Projet de loi d’harmonisation no 4 du droit fédéral avec le droit civil
Projet de loi modificatif--Deuxième lecture
8 décembre 2022
Chers collègues, je prends aujourd’hui la parole pour appuyer le projet de loi S-11 à l’étape de sa deuxième lecture. Son titre abrégé est la Loi d’harmonisation no 4 du droit fédéral avec le droit civil.
D’abord, comme l’a bien noté la sénatrice Clement dans son discours, le projet de loi S-11 est « une mesure législative technique et volumineuse » qui modifie 639 articles de loi relevant de différents ministères.
Le sommaire du projet de loi décrit bien le contexte et l’objectif de cette loi omnibus, et je le cite :
Le texte est le quatrième d’une série de textes rédigés dans le cadre de l’harmonisation des lois fédérales entreprise par le ministère de la Justice du Canada par suite de l’entrée en vigueur en 1994 du Code civil du Québec, lequel a modifié substantiellement les concepts, les institutions et la terminologie du droit civil.

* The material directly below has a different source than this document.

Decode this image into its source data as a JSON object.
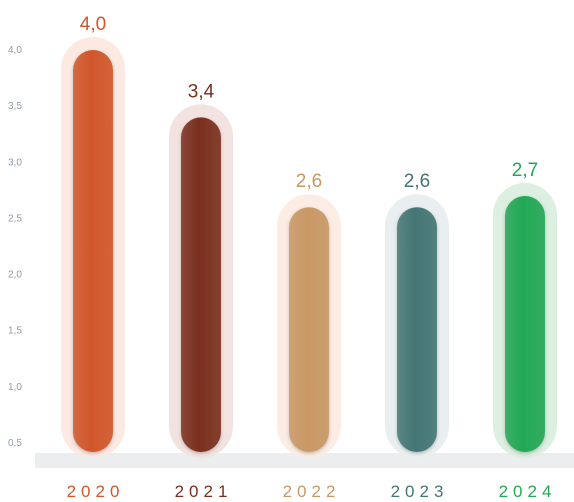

Il modifie cinquante-deux lois dont les lois régissant les institutions financières […], afin que chaque version linguistique tienne compte du droit civil et de la common law.
J’appuie l’objectif du projet de loi.
Par ailleurs, je reconnais que le dépôt de ce projet de loi est la conclusion d’un travail de longue haleine des fonctionnaires, précédé de consultations.
En effet, en 2017, le gouvernement a contacté — je cite sa présentation de breffage aux sénateurs — « plus de quatre cents intervenants clés et membres de la communauté juridique ».
Avant ces consultations publiques, des consultations ciblées avaient été menées auprès des institutions financières au sujet des lois régissant ces dernières, que le projet de loi propose de modifier.
Si le projet de loi est adopté en deuxième lecture, je trouve important qu’il soit étudié par un comité sénatorial — même s’il est prévu que son étude soit courte — afin de nous permettre d’entendre, notamment, des représentants de Justice Canada.
Je m’interroge à savoir la raison pour laquelle il a fallu plus de cinq ans après la fin de la période des consultations publiques, en 2017, pour déposer le projet de loi S-11. Y a-t-il eu, au cours de ces cinq années, de nouveaux jugements pertinents des tribunaux dont les fonctionnaires ont tenu compte lors de leur rédaction du projet de loi?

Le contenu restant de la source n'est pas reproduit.